Malik, Wessler, and current Yale undergrads were brought in to assist Tavana as facilitators for the workshop. After an introduction providing facts about Tunisia, the revolution and transitional challenges to democracy, Tavana and the facilitators led a brainstorming session around what makes a country democratic and prompted students to come up with ideas about what kinds of things the revolutionaries had to think about in Tunisia to plan for democracy and elections. Topics discussed included how citizenship is determined and who is allowed to vote, political parties, and protection of minorities.

After the brainstorming session participants were sent to facilitator-led zoom break-out rooms where each group was given a “prompt” which included a short description of the problem/challenge, a testimonial from the field, and a task from the Tunisian transitional authority asking students to provide recommendations as to what should be done with the issue and to provide draft text of an article that will be included in the Tunisian constitution.  A student representative presented back to the larger group on their findings and a summary of the constitutional article they wrote. After the groups reported and discussed their findings, Tavana then spoke briefly about what the Tunisian transition actually decided with respect to the different issues the groups debated.

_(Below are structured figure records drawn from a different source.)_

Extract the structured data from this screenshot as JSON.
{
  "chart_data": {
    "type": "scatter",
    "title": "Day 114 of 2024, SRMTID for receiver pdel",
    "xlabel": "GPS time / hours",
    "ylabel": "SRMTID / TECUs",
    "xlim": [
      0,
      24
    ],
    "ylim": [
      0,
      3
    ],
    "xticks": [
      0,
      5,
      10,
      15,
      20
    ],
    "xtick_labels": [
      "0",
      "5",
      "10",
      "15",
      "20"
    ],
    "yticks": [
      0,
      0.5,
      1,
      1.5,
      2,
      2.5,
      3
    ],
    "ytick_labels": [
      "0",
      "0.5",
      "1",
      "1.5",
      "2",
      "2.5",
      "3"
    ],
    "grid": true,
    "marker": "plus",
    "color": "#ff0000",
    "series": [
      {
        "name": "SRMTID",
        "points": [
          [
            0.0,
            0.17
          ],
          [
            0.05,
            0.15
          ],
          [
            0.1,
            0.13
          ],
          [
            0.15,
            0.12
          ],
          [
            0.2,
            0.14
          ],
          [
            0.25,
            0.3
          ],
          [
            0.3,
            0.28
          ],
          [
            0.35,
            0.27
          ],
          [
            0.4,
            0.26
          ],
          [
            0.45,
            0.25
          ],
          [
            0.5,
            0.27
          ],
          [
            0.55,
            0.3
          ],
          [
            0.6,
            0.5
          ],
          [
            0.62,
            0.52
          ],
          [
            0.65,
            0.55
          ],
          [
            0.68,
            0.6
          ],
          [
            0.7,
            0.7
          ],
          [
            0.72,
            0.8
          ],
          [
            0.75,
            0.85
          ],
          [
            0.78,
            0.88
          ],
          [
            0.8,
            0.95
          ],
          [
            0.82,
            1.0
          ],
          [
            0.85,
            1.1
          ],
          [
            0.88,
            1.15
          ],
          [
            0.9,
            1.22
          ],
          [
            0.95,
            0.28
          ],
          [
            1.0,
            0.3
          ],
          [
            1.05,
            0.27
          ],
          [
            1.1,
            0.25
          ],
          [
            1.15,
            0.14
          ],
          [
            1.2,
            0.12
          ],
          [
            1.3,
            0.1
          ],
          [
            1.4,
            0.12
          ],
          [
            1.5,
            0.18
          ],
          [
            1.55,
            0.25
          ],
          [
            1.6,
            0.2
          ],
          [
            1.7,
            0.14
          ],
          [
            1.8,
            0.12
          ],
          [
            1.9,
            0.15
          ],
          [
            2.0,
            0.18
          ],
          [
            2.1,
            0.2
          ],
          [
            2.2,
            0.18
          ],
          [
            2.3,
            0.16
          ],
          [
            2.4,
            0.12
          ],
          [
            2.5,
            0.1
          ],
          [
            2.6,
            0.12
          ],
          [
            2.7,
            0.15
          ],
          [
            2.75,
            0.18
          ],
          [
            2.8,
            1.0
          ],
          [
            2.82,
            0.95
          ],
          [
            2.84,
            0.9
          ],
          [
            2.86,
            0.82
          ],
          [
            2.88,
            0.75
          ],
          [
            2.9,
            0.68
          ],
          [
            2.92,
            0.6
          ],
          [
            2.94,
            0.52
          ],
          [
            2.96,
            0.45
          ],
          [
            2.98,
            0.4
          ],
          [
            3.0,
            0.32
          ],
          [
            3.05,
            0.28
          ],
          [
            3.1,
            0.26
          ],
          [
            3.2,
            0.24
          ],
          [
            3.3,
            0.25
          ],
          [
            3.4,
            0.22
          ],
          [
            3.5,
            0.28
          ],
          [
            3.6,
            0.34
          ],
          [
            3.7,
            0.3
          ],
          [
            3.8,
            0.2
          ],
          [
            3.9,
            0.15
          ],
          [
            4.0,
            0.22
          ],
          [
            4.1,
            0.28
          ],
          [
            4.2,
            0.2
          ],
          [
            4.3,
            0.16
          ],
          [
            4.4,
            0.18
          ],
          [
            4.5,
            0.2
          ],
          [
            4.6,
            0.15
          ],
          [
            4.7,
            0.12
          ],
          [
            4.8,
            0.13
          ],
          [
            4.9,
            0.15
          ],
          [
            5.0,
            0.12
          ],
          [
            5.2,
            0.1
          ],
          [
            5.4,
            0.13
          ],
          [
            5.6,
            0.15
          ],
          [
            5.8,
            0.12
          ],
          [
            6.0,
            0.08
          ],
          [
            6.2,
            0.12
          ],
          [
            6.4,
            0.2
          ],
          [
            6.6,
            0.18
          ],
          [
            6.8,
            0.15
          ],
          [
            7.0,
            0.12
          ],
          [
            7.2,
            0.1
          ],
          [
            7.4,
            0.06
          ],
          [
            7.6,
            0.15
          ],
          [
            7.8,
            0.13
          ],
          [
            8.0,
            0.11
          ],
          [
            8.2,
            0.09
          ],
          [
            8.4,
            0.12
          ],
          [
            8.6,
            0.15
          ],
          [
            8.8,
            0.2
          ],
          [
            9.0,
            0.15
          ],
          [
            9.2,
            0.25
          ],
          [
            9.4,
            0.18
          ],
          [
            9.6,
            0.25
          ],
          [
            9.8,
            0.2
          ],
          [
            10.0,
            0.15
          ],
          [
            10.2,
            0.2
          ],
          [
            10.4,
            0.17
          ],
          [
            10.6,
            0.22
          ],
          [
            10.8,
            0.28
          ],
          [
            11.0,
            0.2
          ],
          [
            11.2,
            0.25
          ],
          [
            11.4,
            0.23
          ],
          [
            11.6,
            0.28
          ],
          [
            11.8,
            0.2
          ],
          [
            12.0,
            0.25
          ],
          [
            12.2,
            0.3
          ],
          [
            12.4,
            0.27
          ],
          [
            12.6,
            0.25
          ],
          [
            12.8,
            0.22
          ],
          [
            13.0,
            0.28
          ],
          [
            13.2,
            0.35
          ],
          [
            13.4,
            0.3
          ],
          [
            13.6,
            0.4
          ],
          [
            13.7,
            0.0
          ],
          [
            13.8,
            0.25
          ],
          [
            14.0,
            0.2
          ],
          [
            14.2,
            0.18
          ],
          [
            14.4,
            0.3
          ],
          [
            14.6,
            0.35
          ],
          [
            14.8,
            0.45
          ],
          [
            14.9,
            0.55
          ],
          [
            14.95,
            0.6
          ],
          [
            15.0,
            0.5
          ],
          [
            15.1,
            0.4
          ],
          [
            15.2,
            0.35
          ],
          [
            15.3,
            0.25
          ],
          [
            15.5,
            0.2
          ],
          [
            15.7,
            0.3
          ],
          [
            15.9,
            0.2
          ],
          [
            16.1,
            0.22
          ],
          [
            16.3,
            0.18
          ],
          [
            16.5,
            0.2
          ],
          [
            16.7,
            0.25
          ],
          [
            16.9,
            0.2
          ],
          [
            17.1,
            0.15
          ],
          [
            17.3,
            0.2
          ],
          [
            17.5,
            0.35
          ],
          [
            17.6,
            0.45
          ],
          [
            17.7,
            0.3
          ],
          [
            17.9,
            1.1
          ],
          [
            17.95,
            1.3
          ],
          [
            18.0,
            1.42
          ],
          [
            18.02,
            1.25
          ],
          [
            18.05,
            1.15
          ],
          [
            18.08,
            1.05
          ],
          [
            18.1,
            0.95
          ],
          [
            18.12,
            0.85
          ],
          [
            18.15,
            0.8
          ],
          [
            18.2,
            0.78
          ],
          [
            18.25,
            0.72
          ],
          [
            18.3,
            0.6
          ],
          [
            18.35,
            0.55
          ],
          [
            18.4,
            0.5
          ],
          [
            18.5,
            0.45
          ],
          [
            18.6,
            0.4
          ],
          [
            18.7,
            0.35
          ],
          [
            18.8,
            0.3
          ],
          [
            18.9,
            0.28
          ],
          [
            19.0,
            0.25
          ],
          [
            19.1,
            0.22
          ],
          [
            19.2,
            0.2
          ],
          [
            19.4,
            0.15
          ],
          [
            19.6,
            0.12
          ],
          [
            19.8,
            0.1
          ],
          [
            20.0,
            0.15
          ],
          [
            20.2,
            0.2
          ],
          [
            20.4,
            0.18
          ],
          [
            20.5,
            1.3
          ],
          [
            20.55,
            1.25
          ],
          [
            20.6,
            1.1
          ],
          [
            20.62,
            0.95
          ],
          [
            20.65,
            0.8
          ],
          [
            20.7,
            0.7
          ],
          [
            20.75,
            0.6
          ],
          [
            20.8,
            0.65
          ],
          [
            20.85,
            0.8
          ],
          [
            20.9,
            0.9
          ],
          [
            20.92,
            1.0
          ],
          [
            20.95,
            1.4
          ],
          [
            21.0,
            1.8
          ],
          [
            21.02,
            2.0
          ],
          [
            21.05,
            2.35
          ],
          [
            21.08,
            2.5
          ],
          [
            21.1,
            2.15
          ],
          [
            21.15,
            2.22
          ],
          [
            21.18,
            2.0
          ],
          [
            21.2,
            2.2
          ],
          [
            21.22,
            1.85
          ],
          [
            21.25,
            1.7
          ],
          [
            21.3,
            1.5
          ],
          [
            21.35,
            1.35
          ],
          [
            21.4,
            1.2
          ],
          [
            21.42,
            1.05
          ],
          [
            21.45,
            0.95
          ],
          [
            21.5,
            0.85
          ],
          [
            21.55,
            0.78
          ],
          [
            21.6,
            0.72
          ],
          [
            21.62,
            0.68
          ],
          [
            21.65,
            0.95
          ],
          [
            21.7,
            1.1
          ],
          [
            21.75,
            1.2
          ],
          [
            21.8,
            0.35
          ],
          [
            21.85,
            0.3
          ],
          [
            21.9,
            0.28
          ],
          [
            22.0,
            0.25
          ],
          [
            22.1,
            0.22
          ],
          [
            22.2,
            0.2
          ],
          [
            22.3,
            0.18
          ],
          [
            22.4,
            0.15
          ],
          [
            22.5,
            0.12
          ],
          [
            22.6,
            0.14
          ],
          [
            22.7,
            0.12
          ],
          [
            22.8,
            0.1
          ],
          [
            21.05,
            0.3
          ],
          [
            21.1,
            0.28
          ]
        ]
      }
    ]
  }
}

CMES-Pathways programs have had an excellent participation rate among students in the past, and developed a loyal following. However, we had no way to gauge how many young people would show up to this first online workshop. We were thrilled to get nearly 40 participants. And as we have all discovered with online events, the geographic barriers come down. Students came from as far as New Jersey, Illinois, and Texas, hearing about the workshop through Facebook word of mouth. When asked post-workshop to share their thoughts on the event, one student wrote “I found it very interesting to be able to actually discuss the cornerstones of democracy.” Another commented, “It was interesting to hear other students talk about their thoughts related to today’s society.” Students were especially thoughtful when asked what else they would like to learn about the topic, responding with such ideas as how government works at the local level or how religions and cultures influence governments, whether Tunisia’s new found government impacted countries surrounding it and how it handled coronavirus, and what they can do as individual citizens to contribute to the political process.

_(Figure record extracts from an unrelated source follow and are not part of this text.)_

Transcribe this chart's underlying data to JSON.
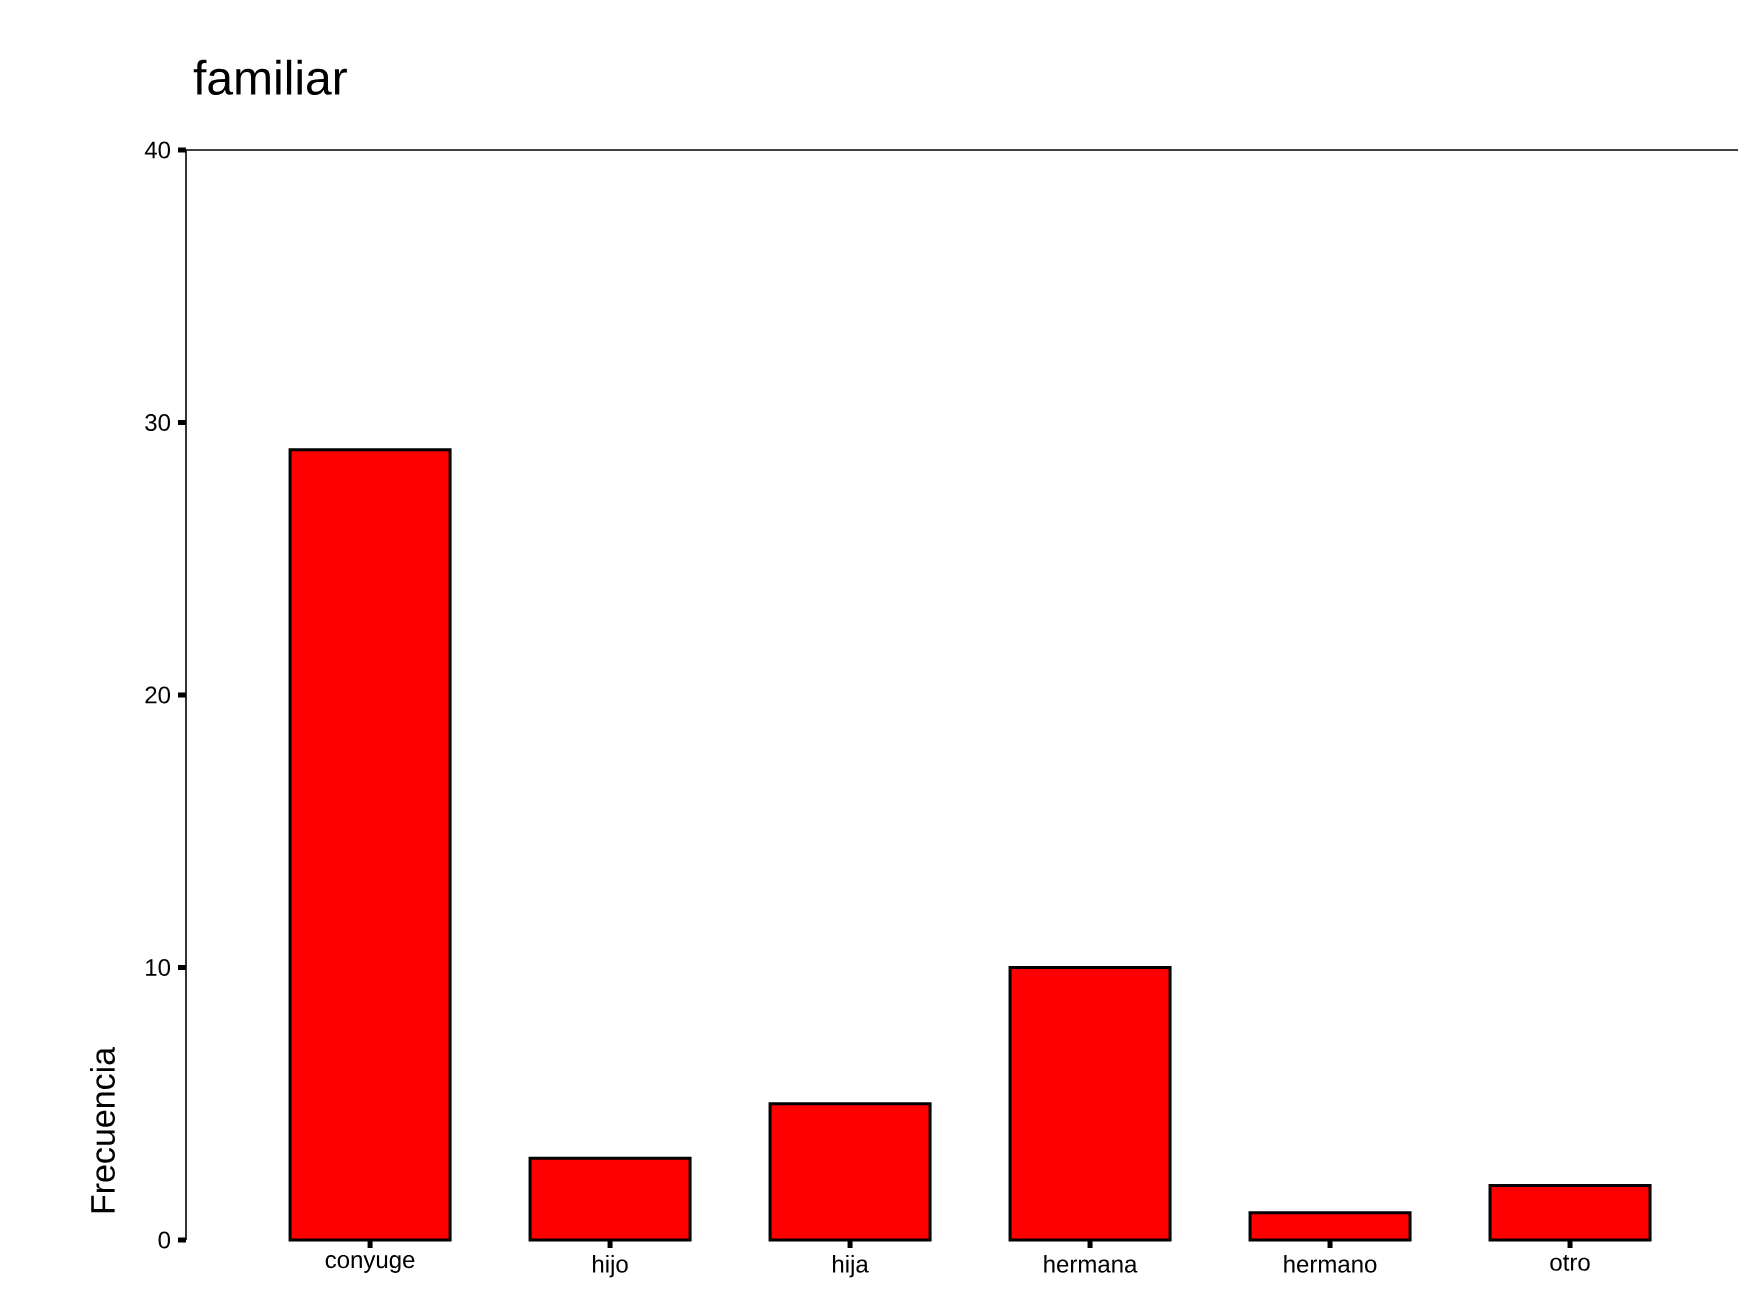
{
  "chart_data": {
    "type": "bar",
    "title": "familiar",
    "ylabel": "Frecuencia",
    "categories": [
      "conyuge",
      "hijo",
      "hija",
      "hermana",
      "hermano",
      "otro"
    ],
    "values": [
      29,
      3,
      5,
      10,
      1,
      2
    ],
    "color": "#ff0000",
    "ylim": [
      0,
      40
    ],
    "yticks": [
      0,
      10,
      20,
      30,
      40
    ]
  }
}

“When we set out to design these programs, we knew they had to be compelling for high school students and their families to attend because a two-hour commitment on a weekend isn’t easy to extract,” explains Malik “Why I think we’ve succeeded in developing such a robust audience for this work is that we appeal to what students want: intelligent, relevant sessions that connect to a complicated world that they desperately want to understand better. The focus on examining culture, exploring the impact of technology and connecting with other youth experiences, makes our offerings—for lack of a better word—cool. And along the way, they learn university-level research and analysis skills.”

Fall 2020 closed with another popular offering, “No Laughing Matter! How Comics Reveal the Good, the Bad and the Ugly of America’s Relationship with the Middle East,” looking at the depiction of the Middle East and Islamic cultures in late 19th and early 20th century American comics. The session was so popular that Malik has planned part two of ‘No Laughing Matter’ to close out the Spring 2021 semester.

This term will also see workshops led by MacMillan Council on African Studies Postdoctoral Fellow Leslie Gross-Wyrtzyn on the Black Lives Matter movement in Africa, and by CMES Postdoctoral Fellow Vish Sakthivel exploring the use of social media in youth political organizing in North Africa. In addition, since 2018, the CMES Outreach program has been engaging and developing programs for teachers. We look forward to featuring the teacher support and training work in a forthcoming article.